Messieurs, on juge fort mal de l'opinion de la France, parce qu'on ne va pas la chercher là où il faut. On va toujours chercher l'opinion de la France à Paris. Évidemment à Paris il y a un parti nombreux qui veut la guerre, parce qu'il espère y trouver un moyen de ressaisir les avantages qui lui ont été déniés par les derniers événements. Mais consultez les départements, vous verrez que ce n'est plus la même chose. Voyez ce qui s'est passé dans les derniers temps ! Souvenez-vous du résultat des dernières élections. Qu'ont fait les départements ? Ils ont envoyé à Paris des députés des centres. Les journaux de la capitale le leur ont amèrement reproché. Ils ont accusé les départements d'être frappés d'une terreur panique, et de méconnaître les avantages de la révolution de juillet. Et pourquoi ? parce que les élections n'avaient pas renforcé le parti libéral, qui se dit, à tort, le plus fort en France. (Réclamations nombreuses.)
Dès que la question de la réunion serait agitée dans la législature, vous verriez les intérêts des marchands de draps et des forgerons, plaidés à la tribune avec talent et avec succès. La France voudra conserver ses débouchés, et ne verra pas sans peine un petit État très productif les partager avec elle. La France commerciale et industrielle peut transiger avec nous, parce que nous pouvons l'y amener par un système prohibitif bien entendu ; mais ne vous attendez pas à voir la ligne des douanes complètement effacée. Dans les ouvertures faites à la France, elle a laissé entrevoir qu'elle laisserait volontiers entrer nos toiles, nos bestiaux, nos charbons ; mais elle s'est montrée fort peu empressée quant à nos draps : ce n'est que par des combinaisons restrictives que nous pourrons la forcer à faire de plus larges concessions.
J'ai entendu avec étonnement un député du Hainaut dire que, sans la réunion à la France, nous ne pourrions jamais avoir le port d'Anvers. Mais cette réunion nous empêcherait de le posséder plus que toute autre combinaison ; car, si l'Angleterre consentait jamais à la réunion, ce ne serait (page 101) qu'à condition de faire d'Anvers un port libre.

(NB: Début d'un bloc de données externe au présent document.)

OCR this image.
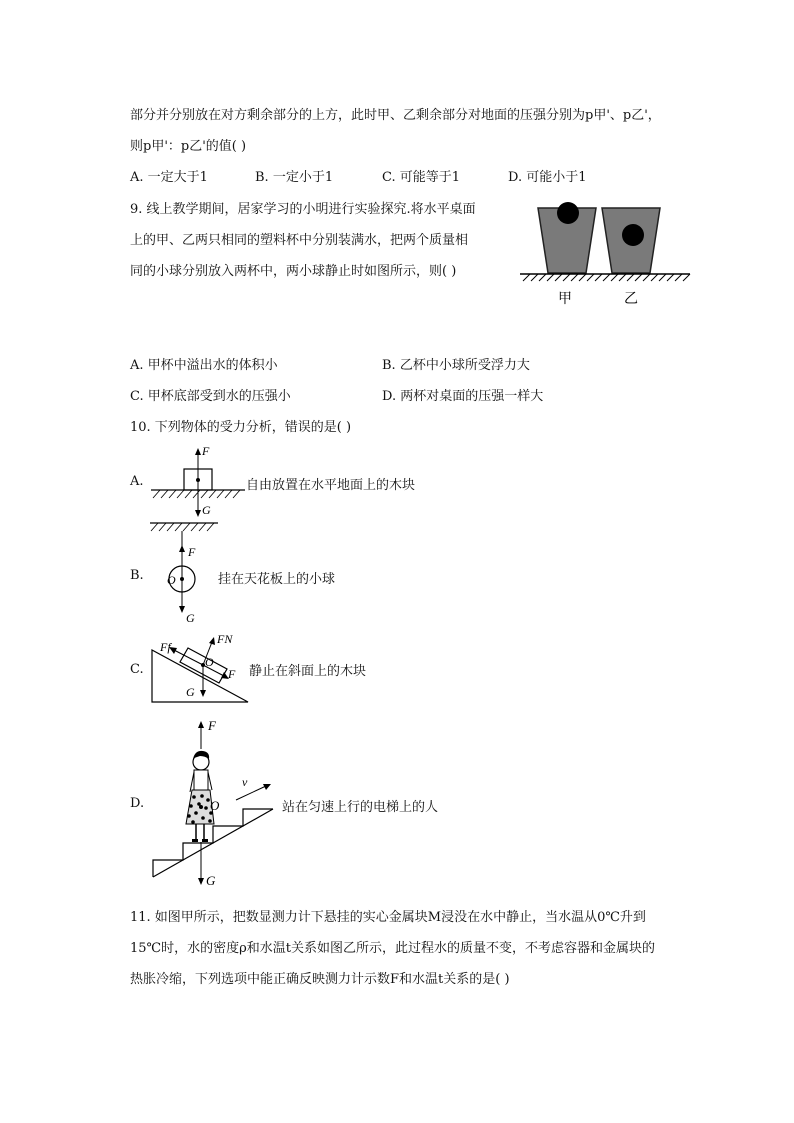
部分并分别放在对方剩余部分的上方，此时甲、乙剩余部分对地面的压强分别为p甲'、p乙'，
则p甲'：p乙'的值( )
A. 一定大于1	B. 一定小于1	C. 可能等于1	D. 可能小于1
9. 线上教学期间，居家学习的小明进行实验探究.将水平桌面
上的甲、乙两只相同的塑料杯中分别装满水，把两个质量相
同的小球分别放入两杯中，两小球静止时如图所示，则( )
甲	乙
A. 甲杯中溢出水的体积小	B. 乙杯中小球所受浮力大
C. 甲杯底部受到水的压强小	D. 两杯对桌面的压强一样大
10. 下列物体的受力分析，错误的是( )
A.
F
G
自由放置在水平地面上的木块
B.
F
O
G
挂在天花板上的小球
C.
Ff
FN
O
F
G
静止在斜面上的木块
D.
v
F
O
G
站在匀速上行的电梯上的人
11. 如图甲所示，把数显测力计下悬挂的实心金属块M浸没在水中静止，当水温从0℃升到
15℃时，水的密度ρ和水温t关系如图乙所示，此过程水的质量不变，不考虑容器和金属块的
热胀冷缩，下列选项中能正确反映测力计示数F和水温t关系的是( )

Je me résume sur ce point, et je dis que les instructions de nos commissaires ne peuvent porter ni sur la fusion pure et simple, sur la fusion sous le gouvernement de S. M. Louis-Philippe, ni sur le duc de Nemours : mais je n'en pense pas moins que nous devons déléguer des envoyés à Londres et à Paris. Il est bon qu'ils aillent protester à Londres et à Paris de la profonde répugnance que nous éprouvons pour un prince mineur. Dans les temps ordinaires je n'en voudrais pas ; à plus forte raison quand nous sortons à peine d'une révolution, quand notre gouvernement est sans force morale, et qu'une guerre contre la Hollande devient de plus en plus inévitable. S'il n'est pas d'autre moyen d'assurer notre indépendance, en désespoir de cause il faudra bien se résoudre à cette combinaison. Aussi ne voudrais-je pas la flétrir d'avance, et repousser irrévocablement celui que le roi des Français paraît disposé à nommer son gendre : en effet si le roi de France ne veut la couronne belge ni pour lui ni pour son fils ; si le prince de Saxe-Cobourg ne peut être élu, ni le duc de Leuchtenberg, ni un citoyen belge, nous serons réduits à proclamer le prince de Bavière ou la république ; car, en définitive, pour constituer une monarchie, il faut nécessairement un roi, fût-il mineur.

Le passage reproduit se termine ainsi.